田堂:中国は、これまで経済成長の中で、皆さんが考えるよりずっと多様な産業が育っています。そのおかげで、塗料原料の相当部分は中国国内で調達できるようになっており、あまり問題はありませんね。そこはやはり市場規模の大きさですね。

 資本規制についてもよく聞かれます。配当の送金は事前に認可を取れば問題はありません。それに、我が社は基本的に、現地で稼いだ利益は現地に投資しているので、大きな障害にはなっていません。

中国政府は、環境保護に力を入れ始めています。その対応はブランド価値に影響しますか。

田堂:実は我々は、環境に優しい水性型塗料を早い時期から売り出しています。この姿勢もブランド価値の向上に貢献したと思います。

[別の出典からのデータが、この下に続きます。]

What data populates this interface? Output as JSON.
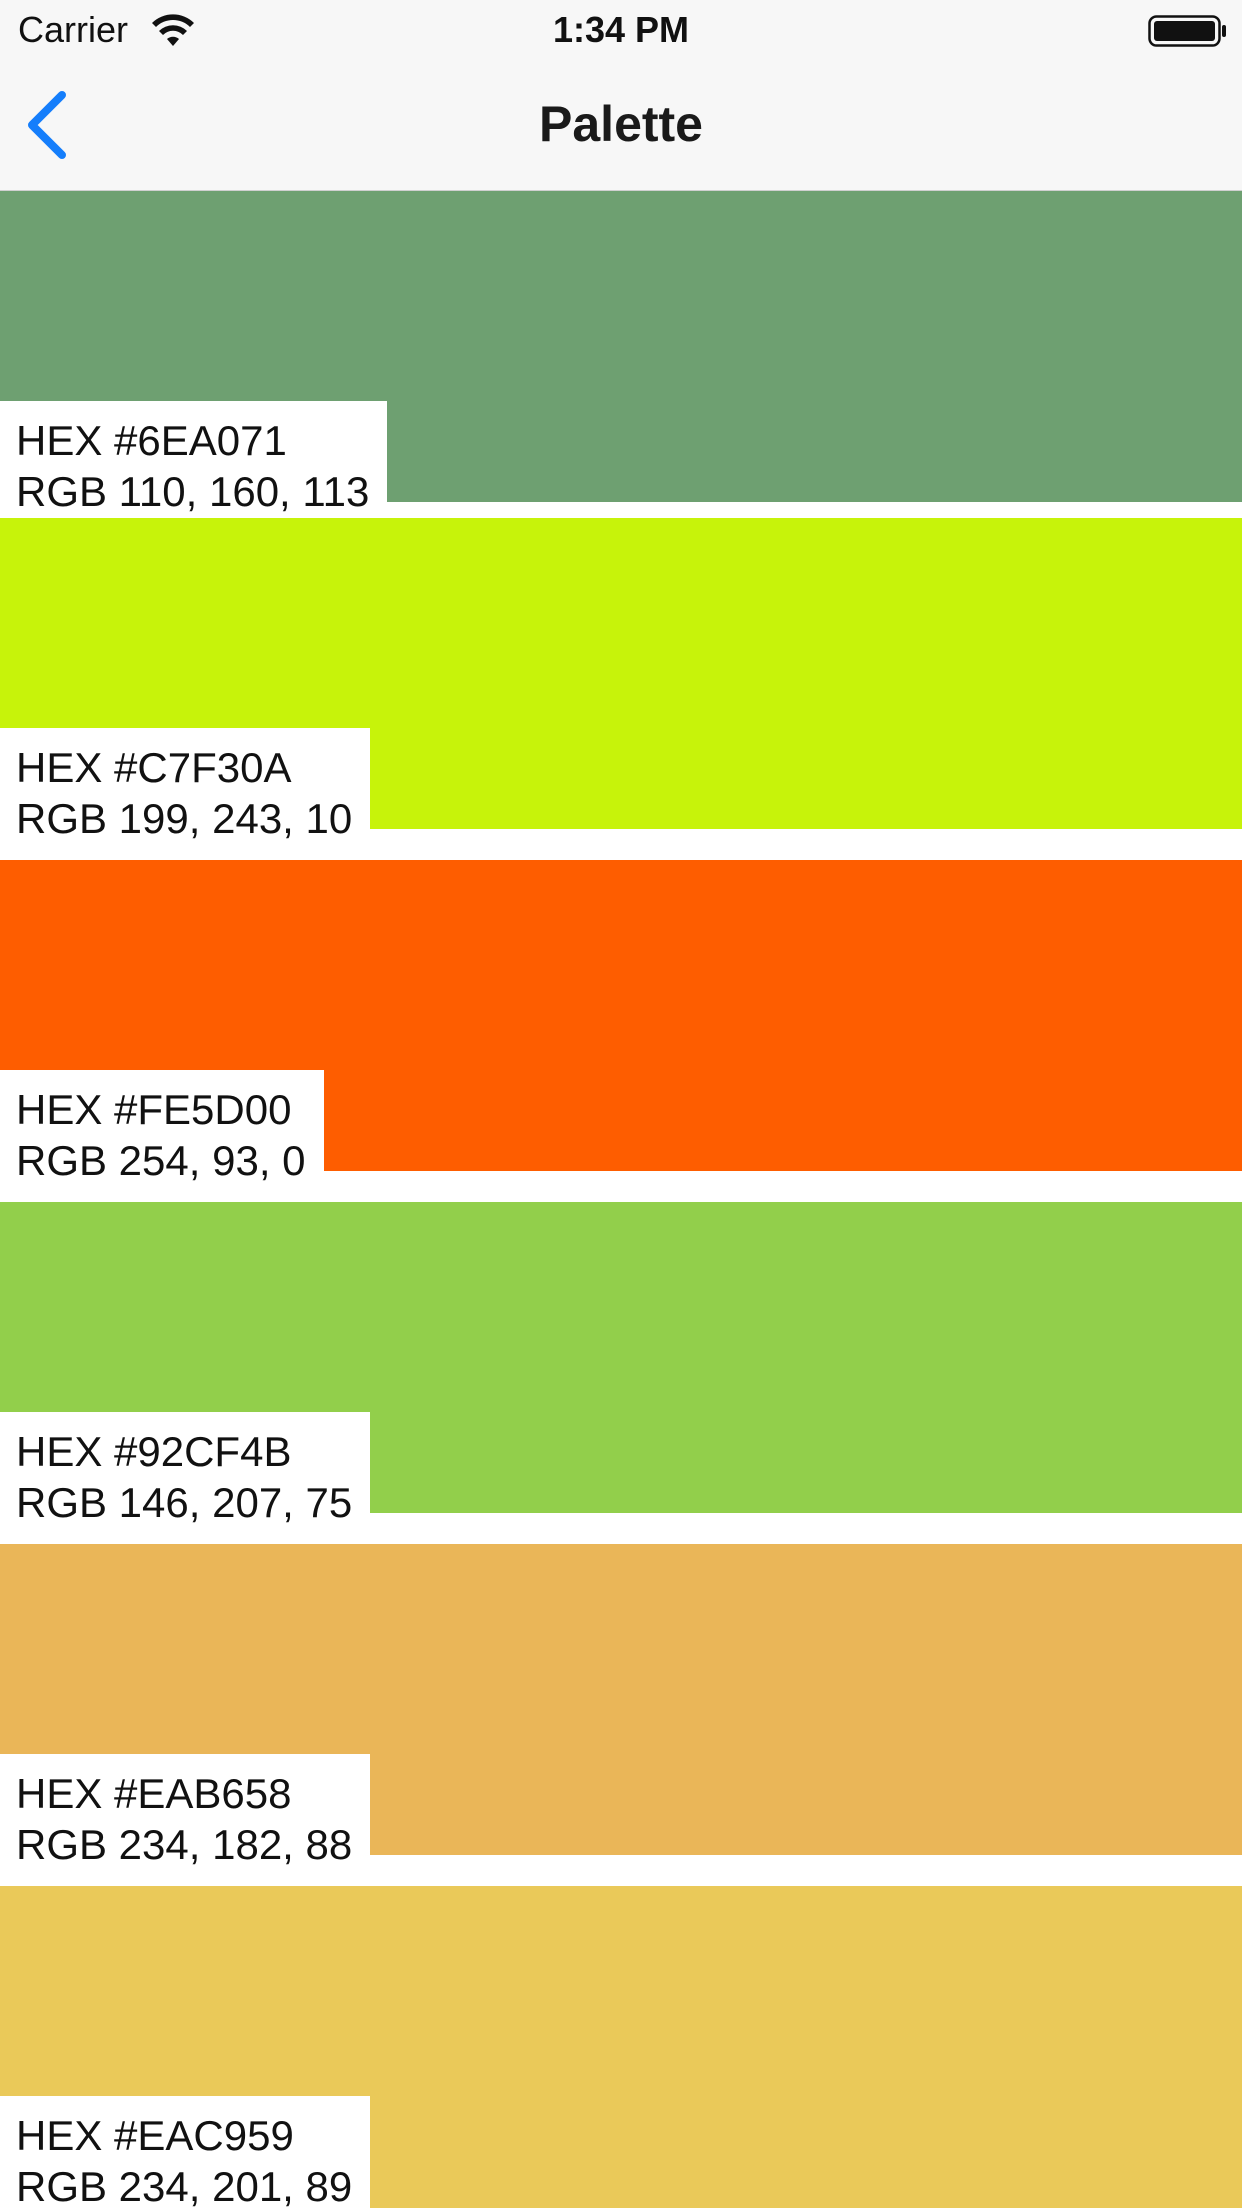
{
  "status_bar": {
    "carrier": "Carrier",
    "time": "1:34 PM",
    "wifi_icon": "wifi-icon",
    "battery_icon": "battery-icon"
  },
  "nav": {
    "title": "Palette",
    "back_icon": "chevron-left-icon",
    "accent_color": "#157efb"
  },
  "colors": [
    {
      "hex_label": "HEX #6EA071",
      "rgb_label": "RGB 110, 160, 113",
      "color": "#6EA071"
    },
    {
      "hex_label": "HEX #C7F30A",
      "rgb_label": "RGB 199, 243, 10",
      "color": "#C7F30A"
    },
    {
      "hex_label": "HEX #FE5D00",
      "rgb_label": "RGB 254, 93, 0",
      "color": "#FE5D00"
    },
    {
      "hex_label": "HEX #92CF4B",
      "rgb_label": "RGB 146, 207, 75",
      "color": "#92CF4B"
    },
    {
      "hex_label": "HEX #EAB658",
      "rgb_label": "RGB 234, 182, 88",
      "color": "#EAB658"
    },
    {
      "hex_label": "HEX #EAC959",
      "rgb_label": "RGB 234, 201, 89",
      "color": "#EAC959"
    }
  ]
}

 こうした着実な販売戦略が効果を上げるのに伴って工場も増やしてきました。全国に5カ所のマザー工場を配置し、その下に地域中核工場を7カ所、さらにその下に小型工場などを17カ所、計29カ所の生産拠点を張り巡らしています。これは、顧客の需要に素早く応えられるようにすることで、さらに浸透しようと考えた結果です。

施工業者のための学校まで作った

顧客のニーズにきめ細かく、素早く応える仕組みを作った。

田堂:施工まで手がけているとお話ししました。これを実現すべく、地場の施工業者に技術を習得してもらうため、5年前に学校まで作りました。中国全土に16校を設け、塗料の知識や施工技術を業者の方々に教え、卒業証書まで出しています。

 それまで技能を認定する機関は中国になかったから、当社の学校を出たことは彼らにとって技能の証明になり、顧客にも業者にも価値のあるものとなりました。当初は無償だったものを昨年から有償にしましたが、それでも学びたい人が来るまでになっています。

 東南アジア諸国でも同様の戦略で、個人と企業市場を攻めています。タイ、ベトナムでは、自動車や二輪車市場で大きなシェアを獲得。シンガポールやマレーシアでは住宅用で非常に強くなりました。

 アジア市場では、シンガポールの投資会社、ウットラムにTOB(株式公開買い付け)をかけられたことがありました。2013年のことです。当社とウットラムは50年来の付き合いで、合弁会社を設立する仲でした。この件は、話し合いで決着させました。合意内容は、ウットラムが当社に39%出資する、アジアに展開していた合弁会社は当社の子会社にするというものでした。

 これにより、当社の売上高は2015年度、一気に世界4位に浮上。ウットラムとも協議し、今後の成長に伴って、ウットラム側は出資比率を下げていくことになりました。中国市場は大きく変わりつつあります。内需を捉える戦略をしっかり立てていけば、まだ可能性はあると思います。